LESSON 1 : UNDERSTANDING CANDLESTICKS
What are Japanese Candlesticks?
Japanese candlesticks are chart units that display price action for a given period.
Each
candlestick represents a specific timeframe and gives data about the price’s
open, high, low and close during the period.
Each
candlestick represents a specific timeframe. It gives information about the
asset’s opening, high, low and closing price during the period. Standard
candlesticks consist of a candle body plus an upper and lower wick.
The
candle body extends from the closing price to the opening price of an asset for
a particular period. The tip of the upper wick of the candle shows the highest
price attained during the period. The candle’s lower wick starts at the lowest
price seen during the period and rises up to the body of the candle.
Bullish vs. Bearish Candles
Candles
are bullish or bearish depending on the direction of the price during the
period they are drawn for.
Bullish
Candlestick
A
bullish candlestick forms when the price opens at a certain level and closes at
a higher price.
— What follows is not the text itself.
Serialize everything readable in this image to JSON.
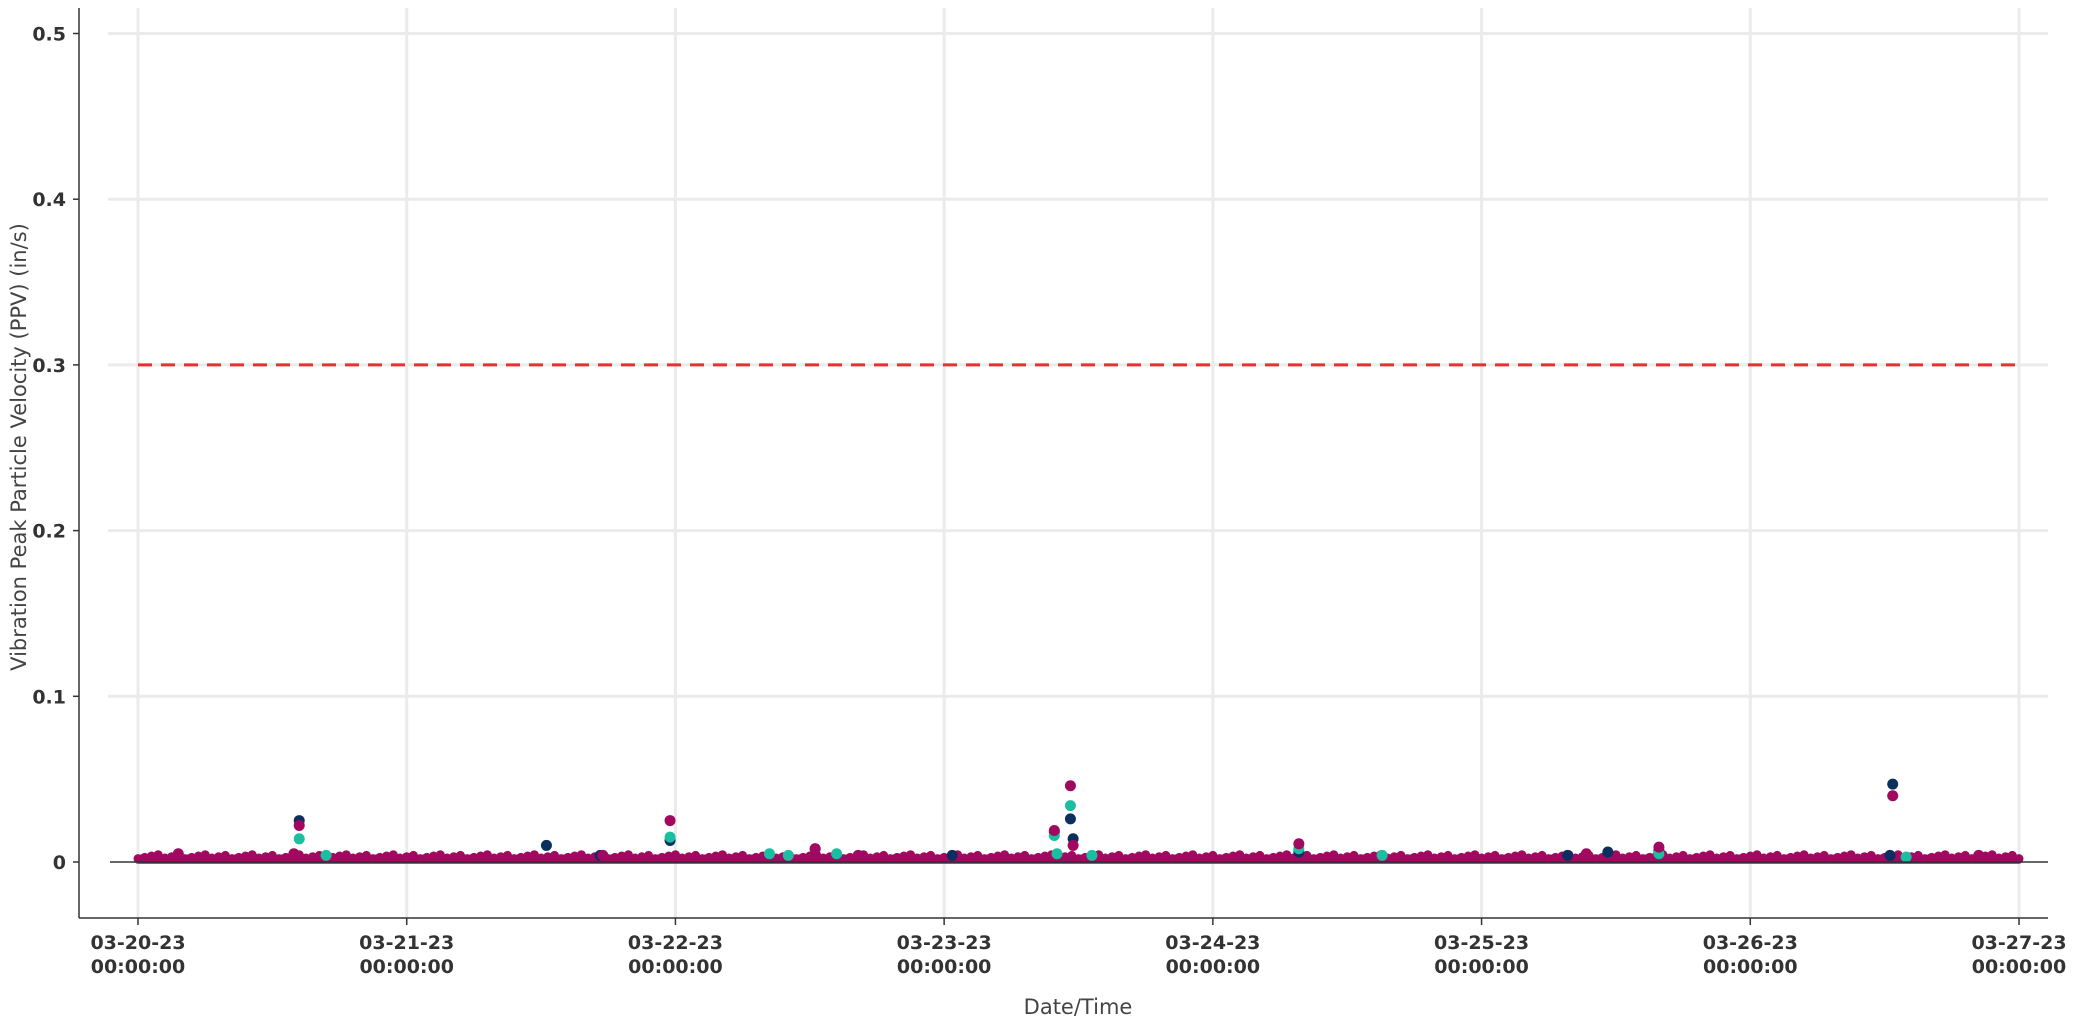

This type of candlestick represents a price increase over the
period in question. The default color of a bullish Japanese candlestick is
green, although white is also often used.
Bearish
Candlestick
A
bearish candlestick forms when the price opens at a certain level and closes at
a lower price. This candlestick shows a price drop. The default color of the
bearish Japanese candle is red, but black is also popular.
As an asset’s price is plotted over time using Japanese candlesticks, they form a Japanese candlestick chart of many candlesticks. The graph you see below is a 4-hour candlestick chart where each of the candlesticks represents a 4-hour period.
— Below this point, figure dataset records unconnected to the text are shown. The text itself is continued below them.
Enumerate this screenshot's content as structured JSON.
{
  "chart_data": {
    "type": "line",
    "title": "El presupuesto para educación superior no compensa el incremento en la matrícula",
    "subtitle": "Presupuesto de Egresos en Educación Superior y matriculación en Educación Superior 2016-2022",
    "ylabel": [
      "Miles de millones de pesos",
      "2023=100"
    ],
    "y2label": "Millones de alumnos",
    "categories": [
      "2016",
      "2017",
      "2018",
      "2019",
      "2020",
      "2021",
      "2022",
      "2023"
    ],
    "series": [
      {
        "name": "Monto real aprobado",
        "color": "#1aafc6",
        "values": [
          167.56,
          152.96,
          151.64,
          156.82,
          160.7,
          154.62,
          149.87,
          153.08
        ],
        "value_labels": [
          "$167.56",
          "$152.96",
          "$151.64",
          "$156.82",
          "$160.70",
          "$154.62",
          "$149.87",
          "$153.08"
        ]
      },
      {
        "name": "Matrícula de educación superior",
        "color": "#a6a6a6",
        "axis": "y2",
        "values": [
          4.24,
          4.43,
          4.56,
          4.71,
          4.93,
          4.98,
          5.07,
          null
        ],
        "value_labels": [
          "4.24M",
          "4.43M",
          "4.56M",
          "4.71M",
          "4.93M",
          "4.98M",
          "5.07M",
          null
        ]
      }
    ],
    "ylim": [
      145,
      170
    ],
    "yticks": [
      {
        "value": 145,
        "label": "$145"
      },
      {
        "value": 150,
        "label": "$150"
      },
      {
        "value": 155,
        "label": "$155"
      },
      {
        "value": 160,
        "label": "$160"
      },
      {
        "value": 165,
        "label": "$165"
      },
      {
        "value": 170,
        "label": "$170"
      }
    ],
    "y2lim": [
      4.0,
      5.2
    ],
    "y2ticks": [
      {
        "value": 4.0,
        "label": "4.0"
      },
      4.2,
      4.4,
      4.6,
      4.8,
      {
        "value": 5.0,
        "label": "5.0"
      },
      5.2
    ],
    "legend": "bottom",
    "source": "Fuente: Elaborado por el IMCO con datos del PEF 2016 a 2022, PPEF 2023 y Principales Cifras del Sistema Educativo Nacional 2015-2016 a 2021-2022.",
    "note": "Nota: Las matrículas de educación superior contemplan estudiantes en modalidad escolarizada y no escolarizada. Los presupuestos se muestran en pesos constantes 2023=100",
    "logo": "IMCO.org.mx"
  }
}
You can use many different chart timeframes or periods to plot candlestick charts in your technical analysis system or trading platform. The most common are:
- 1-minute
(M1)
- 5-minute
(M5)
- 15-minute
(M15)
- 30-minute
(M30)
- 1-hour
(H1)
- 4-hour
(H4)
- Daily
(D1)
- Weekly
(W1)
- Monthly
(M1)
The
smaller the timeframe you use, the closer you look into the price action of the
asset. It’s like you are zooming into the chart. Let’s say you are looking at
an H4 chart like the one shown above. When you switch to the H1 chart, you will
have 4 times more candles. Each H4 candle period expands into 4 H1 candles.
Now,
let’s get back to the H4 chart. Let’s say you switch to a daily or D1 chart,
where each candle represents 24 hours. Every 6 H4 candles get grouped into a
single D1 candle. You will feel like you are zooming out of the price action as
you increase the time period of your candlestick chart.